During the ride I uploaded some pictures and worked on a blog post which made the time go by quickly. I overheard a couple behind us reading about Cesky Krumlov from the same Rick Steves guidebook so I struck up a short conversation with them and we shared our mutual love for Rick. Before I knew it we were pulling into Cesky Krumlov and it was time to put our packs back on again. The bus station wasn't at all far from old town so walked again. Coming over the hill we got our first good look at the town. If we thought Kutna Hora was picturesque Cesky Krumlov was downright quaint and charming. The entire place is crowded with tiny cute buildings with towers and steeples protruding upward here and there. The old town is surrounded on three sides by an oxbow in the river and connected to the other side with little bridges. All the streets are cobbled, but well maintained. It was an absolutely adorable place and we wish we could have stayed more than just a night there.

Our first stop was our hotel of course. We met the very nice front desk lady and got our key, which we needed to use on the front door, an inner door, and our room door. So many doors to unlock and lock behind us when they came and went. The room was amazing, even more so in person than it looked on the website. I got us the attic room with a castle view and it really was a great spot even though I cracked my head on one of the many low beams. It was a charming sort of smack to the head. Kat was super excited to see that we even had a full bathtub and one of those heated drying racks in the bathroom so we could do a bunch of laundry and have it dried by the morning.
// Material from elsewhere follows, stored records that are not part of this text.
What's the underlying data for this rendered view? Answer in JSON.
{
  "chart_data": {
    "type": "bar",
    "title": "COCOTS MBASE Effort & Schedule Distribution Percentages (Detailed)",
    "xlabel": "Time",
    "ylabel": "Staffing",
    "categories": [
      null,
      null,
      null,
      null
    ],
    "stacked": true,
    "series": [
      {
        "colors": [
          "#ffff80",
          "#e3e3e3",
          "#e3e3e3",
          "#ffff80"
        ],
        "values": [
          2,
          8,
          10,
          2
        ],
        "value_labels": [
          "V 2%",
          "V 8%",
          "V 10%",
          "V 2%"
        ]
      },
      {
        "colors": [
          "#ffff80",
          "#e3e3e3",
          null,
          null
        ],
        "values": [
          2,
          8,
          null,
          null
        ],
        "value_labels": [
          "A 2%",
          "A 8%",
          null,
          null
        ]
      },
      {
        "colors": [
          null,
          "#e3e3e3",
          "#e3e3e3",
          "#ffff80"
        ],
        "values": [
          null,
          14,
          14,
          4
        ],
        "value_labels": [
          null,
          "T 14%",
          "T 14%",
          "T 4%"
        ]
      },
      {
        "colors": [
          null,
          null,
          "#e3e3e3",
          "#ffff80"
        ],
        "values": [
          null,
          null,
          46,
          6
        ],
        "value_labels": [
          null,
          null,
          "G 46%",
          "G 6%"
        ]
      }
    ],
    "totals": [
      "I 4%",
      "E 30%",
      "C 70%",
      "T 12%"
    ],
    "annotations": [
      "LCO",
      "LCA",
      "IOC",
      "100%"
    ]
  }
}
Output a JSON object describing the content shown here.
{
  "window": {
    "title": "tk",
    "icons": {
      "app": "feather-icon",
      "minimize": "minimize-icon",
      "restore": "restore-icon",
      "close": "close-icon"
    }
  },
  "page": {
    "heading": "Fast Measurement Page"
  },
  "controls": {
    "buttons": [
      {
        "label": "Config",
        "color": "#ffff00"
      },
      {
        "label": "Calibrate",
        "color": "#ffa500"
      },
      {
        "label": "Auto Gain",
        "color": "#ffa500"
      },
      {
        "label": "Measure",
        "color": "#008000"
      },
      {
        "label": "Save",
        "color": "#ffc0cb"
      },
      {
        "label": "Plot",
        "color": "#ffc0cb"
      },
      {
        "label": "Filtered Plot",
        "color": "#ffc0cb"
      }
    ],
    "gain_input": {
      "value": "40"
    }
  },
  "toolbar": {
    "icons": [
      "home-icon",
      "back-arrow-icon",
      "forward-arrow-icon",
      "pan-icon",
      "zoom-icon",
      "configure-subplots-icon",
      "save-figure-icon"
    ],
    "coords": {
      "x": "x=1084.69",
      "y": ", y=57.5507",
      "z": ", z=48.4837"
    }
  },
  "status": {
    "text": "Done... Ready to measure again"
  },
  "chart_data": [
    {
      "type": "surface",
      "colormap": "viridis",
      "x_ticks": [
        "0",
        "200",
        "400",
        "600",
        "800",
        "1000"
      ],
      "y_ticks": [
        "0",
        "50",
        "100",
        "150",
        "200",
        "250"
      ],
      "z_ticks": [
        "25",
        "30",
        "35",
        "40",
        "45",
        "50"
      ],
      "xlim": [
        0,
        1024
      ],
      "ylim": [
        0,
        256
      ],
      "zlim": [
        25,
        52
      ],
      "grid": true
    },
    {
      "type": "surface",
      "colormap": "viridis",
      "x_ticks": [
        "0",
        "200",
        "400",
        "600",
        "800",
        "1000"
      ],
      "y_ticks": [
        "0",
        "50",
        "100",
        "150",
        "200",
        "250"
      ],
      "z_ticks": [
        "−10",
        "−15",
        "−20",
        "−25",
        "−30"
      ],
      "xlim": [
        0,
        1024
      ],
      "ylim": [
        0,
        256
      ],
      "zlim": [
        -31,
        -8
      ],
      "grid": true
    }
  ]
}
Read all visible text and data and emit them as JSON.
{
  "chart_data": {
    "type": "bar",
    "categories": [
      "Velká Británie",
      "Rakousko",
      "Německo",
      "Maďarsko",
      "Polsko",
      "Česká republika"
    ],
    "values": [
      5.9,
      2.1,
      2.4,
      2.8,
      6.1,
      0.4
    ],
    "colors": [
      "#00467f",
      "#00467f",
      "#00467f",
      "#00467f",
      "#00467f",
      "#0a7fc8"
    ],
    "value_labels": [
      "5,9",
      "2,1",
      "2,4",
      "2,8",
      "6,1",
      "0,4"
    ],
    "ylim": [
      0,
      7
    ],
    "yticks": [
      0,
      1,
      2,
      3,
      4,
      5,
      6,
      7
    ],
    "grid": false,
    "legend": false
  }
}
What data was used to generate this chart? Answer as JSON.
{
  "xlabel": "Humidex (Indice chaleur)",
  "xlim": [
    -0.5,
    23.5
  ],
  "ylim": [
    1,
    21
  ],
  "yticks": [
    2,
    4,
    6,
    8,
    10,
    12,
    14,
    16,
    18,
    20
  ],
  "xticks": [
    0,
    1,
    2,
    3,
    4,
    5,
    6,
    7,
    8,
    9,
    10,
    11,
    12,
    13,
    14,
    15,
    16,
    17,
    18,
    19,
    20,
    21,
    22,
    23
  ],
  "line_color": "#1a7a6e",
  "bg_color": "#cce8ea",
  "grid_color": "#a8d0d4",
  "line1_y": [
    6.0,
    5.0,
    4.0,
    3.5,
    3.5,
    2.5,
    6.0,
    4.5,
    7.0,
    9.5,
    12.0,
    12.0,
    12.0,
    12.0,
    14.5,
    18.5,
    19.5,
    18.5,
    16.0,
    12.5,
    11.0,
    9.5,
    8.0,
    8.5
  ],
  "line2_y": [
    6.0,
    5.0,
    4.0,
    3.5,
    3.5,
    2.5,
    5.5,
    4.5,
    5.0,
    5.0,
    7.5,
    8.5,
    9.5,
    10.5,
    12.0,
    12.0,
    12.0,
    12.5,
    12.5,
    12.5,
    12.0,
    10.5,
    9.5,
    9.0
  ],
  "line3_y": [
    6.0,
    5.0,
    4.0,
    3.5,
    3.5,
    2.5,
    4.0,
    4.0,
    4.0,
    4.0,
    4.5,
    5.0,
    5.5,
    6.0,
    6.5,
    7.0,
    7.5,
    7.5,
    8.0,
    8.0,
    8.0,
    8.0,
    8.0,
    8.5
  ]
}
After unloading a bit we set out to do a quick tour of the place and then find some dinner. It was a little after 18:00 and still light out for a bit. We saw all the things including old town square, the castle, and the castle gardens. At the castle the drawbridge was guarded by a bear pit, but there weren't any bears in it that we could see so we decided they were invisible bears. Rather than throwing food into the pit you are encouraged to drop coins in a slot which will be used to buy the bears a more diverse diet. Kat got really excited about that so I gave her a coin so she could feed the invisible bears. All throughout the castle complex, which seemed to wind on forever, there were these squat little half-sized doors that were just about the right height for Kat. I made her model in front of one for me and then I stood in front of a slightly larger one for comparison.

When we got done with our walk we were ready for dinner. The top recommendation turned out to be directly across from our hotel. We attempted to get seated but they said they were booked up until at least 21:00. That gave us about an hour so we said to put us down for it and we'd be back. I took the opportunity to shower and Kat took a bath and then we did laundry together before getting dressed for dinner and heading back downstairs, unlocking and locking all the doors as we went.

We arrived at the designated time and found another American couple in front of us getting the same routine, no room until at least an hour from now. They were about to leave but Kat thought it might be nice to invite them to join us. I made sure there would be room at our table and then extended the invitation. They were taken by surprised and delighted to say the least. We ended up having a great time and conversation with them during dinner, sharing stories about our travels, how we met our significant others, and life in general. Then at the end of the meal they surprised us by picking up the check. I'd say it definitely pays to be nice sometimes.

After dinner we said our fond farewells and then Kat and I made the long trek across the street back to our room, unlocking and locking all the doors along the way, and finally collapsed into bed to get some much needed rest from such a long, eventful, and fun-filled day.